Sans doute faut-il commencer par faire taire toutes les tentations d’évaluation comparative. Ne pas chercher à savoir si Blu Wav est le meilleur album de Grandaddy depuis le meilleur album de Grandaddy, depuis etc… Le passé est loin, The Sophtware Slump (2000) aussi. Peu importe après tout et Jason Lytle va manifestement assez mal pour ne pas le condamner dès la première écoute à trimballer son œuvre comme un boulet supplémentaire. En 2017, au moment de la sortie de Last Place, il avait semblé encore vaguement décidé à jouer le jeu. Non sans réticences, mais quand même un peu. Le jeu du collectif, du grand retour, des entretiens promotionnels où il nous racontait que ses seuls contacts avec l’humanité se limitaient désormais à ses balades dominicales dans la cafétéria IKEA la plus proche de son domicile californien.
Sept ans plus tard, les derniers résidus des rêves de rédemption se sont dissipés, et Grandaddy n’est désormais plus un groupe mais une simple étiquette. Kevin Garcia est décédé alors que la tournée de 2017 commençait à peine et les autres compagnons de route n’apparaissent plus ici que dans la dernière rubrique de la pochette : celle des remerciements, pas des crédits.
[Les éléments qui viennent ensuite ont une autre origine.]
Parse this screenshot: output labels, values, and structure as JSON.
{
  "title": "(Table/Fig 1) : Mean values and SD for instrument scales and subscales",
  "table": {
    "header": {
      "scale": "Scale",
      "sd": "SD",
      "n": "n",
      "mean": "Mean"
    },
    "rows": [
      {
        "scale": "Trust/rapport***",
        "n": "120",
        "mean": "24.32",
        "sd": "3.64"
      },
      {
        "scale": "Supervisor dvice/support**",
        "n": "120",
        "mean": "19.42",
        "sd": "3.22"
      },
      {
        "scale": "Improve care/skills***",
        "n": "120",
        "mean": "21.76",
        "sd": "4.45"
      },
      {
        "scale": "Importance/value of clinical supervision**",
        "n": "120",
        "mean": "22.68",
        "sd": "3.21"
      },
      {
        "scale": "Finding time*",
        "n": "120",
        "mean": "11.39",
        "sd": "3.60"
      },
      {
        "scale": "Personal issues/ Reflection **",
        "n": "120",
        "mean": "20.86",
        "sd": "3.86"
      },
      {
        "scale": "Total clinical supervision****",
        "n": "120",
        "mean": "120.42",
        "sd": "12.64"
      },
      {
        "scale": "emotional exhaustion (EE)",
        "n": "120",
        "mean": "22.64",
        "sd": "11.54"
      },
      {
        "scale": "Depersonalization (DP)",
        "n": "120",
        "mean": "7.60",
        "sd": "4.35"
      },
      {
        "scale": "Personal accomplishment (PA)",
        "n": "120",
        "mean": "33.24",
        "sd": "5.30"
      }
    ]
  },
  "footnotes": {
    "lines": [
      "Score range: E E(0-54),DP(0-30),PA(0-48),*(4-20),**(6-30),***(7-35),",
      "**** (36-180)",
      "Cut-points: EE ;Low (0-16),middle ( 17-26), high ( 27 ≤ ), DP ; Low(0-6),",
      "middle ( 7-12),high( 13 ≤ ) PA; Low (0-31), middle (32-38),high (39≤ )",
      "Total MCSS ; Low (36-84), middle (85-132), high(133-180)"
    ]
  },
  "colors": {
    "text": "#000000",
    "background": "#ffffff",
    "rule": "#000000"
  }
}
Lytle est plus seul que jamais et, quand il n’est pas occupé à prendre soin de sa mère grabataire – une de ses sœurs est morte et les autres enfants ont coupé tous les ponts avec le reste de la fratrie depuis plusieurs décennies – il continue à composer ces chansons très belles et très tristes. Peut-être les plus tristes qu’il nous ait été donné d’entendre depuis la publication de Bird Machine (2023), l’album posthume de Mark Linkous. Sauf que Lytle est vivant et que ce seul fait demeure un motif de réjouissance, ne serait-ce que pour savourer la chance de ne pas être à sa place.
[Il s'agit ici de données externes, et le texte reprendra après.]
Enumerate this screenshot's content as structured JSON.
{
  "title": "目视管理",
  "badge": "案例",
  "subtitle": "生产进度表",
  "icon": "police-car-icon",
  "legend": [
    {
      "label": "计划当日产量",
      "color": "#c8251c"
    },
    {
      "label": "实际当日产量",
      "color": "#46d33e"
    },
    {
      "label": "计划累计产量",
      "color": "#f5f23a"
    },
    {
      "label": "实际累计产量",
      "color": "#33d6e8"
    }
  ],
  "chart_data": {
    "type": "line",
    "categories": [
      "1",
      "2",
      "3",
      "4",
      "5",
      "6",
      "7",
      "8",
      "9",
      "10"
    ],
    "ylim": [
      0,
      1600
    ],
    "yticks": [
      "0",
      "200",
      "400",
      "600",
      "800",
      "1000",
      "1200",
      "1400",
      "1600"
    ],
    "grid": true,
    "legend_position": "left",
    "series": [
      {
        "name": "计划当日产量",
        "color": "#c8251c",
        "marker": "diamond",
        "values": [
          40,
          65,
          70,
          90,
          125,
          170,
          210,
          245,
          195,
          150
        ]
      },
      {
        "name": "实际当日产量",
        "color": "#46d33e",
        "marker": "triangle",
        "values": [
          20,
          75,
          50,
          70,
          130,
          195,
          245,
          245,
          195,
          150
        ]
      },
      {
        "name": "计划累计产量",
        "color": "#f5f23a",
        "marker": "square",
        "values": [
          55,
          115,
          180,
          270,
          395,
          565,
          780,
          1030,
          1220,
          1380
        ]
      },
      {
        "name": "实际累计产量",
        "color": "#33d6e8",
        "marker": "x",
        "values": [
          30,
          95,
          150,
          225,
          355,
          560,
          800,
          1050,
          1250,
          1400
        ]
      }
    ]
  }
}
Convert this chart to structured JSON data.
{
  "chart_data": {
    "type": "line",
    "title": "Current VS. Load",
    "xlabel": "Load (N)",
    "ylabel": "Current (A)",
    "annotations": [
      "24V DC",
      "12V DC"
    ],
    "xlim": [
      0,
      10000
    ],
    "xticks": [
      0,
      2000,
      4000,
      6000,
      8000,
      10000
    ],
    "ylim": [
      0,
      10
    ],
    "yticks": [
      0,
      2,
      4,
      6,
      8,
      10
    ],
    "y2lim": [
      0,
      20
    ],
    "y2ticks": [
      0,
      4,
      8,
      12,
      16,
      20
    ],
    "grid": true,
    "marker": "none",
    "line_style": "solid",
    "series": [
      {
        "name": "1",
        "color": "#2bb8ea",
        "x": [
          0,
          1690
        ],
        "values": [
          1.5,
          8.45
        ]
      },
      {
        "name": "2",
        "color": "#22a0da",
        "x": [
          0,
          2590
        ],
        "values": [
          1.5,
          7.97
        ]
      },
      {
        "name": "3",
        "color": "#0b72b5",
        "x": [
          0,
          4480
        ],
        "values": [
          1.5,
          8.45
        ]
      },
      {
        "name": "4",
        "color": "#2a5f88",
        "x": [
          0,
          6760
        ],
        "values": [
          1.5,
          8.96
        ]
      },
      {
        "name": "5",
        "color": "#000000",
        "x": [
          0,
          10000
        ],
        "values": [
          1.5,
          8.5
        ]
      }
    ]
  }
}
Formellement, les ingrédients musicaux constitutifs de ce son si particulier demeurent présents : la voix semblable à la plainte, les synthétiseurs qui flageolent, les mélodies mélancoliques. Sauf que tout ici semble en voie d’implosion alors que Cabin In My Mind donne d’emblée le ton. Ici, le seul voyage envisagé ne mène que vers un refuge intérieur, loin du monde. Logiquement, l’écriture se recentre sur une forme simplifiée d’épure, plus directe, toujours aussi honnête, et qui renoue avec l’humilité de la Country. La pedal steel redouble souvent les motifs des claviers et les rythmes ternaires abondent, comme pour esquisser les pas d’une valse avec les fantômes et les débris. Au point qu’on a parfois l’impression d’entendre des Burrito Brothers résignés, parvenus en bout de piste sans la moindre perspective crédible d’envol. Trois accords et la vérité, pas davantage. La formule consacrée de Harlan Howard dépeint fort bien la plupart de ces morceaux au fil desquels Lytle s’attache à exprimer au plus juste des états d’âme, désormais exempts de toute fioriture. « I’m so lonesome I could cry » étant déjà pris, il a opté pour les déclinaisons les plus proches. « You’re going to be fine and I’m going to hell. » ou « I’m all alone now and, no, I don’t like it. » En matière de dépression, on peut difficilement envisager plus explicite ou plus littéral. Les objets et les lieux qui servent de support ou de toile de fond à ces méditations affligées s’inspirent également des archétypes consacrés par un quasi-siècle de tradition musicale nord-américaine : les lignes de bus qui ne mènent nulle-part, la bière qui se mélange aux larmes, la prison réelle ou métaphorique, le bar et son juke-box où passe en boucle la même chanson. On se prend alors à souhaiter, une fois de plus, que ces chansons puissent avoir pour leur auteur un peu de la puissance consolatrice qu’elle transmette à ceux qui les écoutent. Mais ce n’est pas sûr, loin s’en faut. A l’instar du cowboy au bord du gouffre cosmique qui orne la pochette de Blu Wav, Lytle semble vaciller, dépassé par l’immensité effrayante d’un monde dont il consent, heureusement, à faire partie pour quelques temps encore. Tant mieux.
Album lumineux. En revanche JL devrait s’abstenir de dessiner les pochettes de ces albums.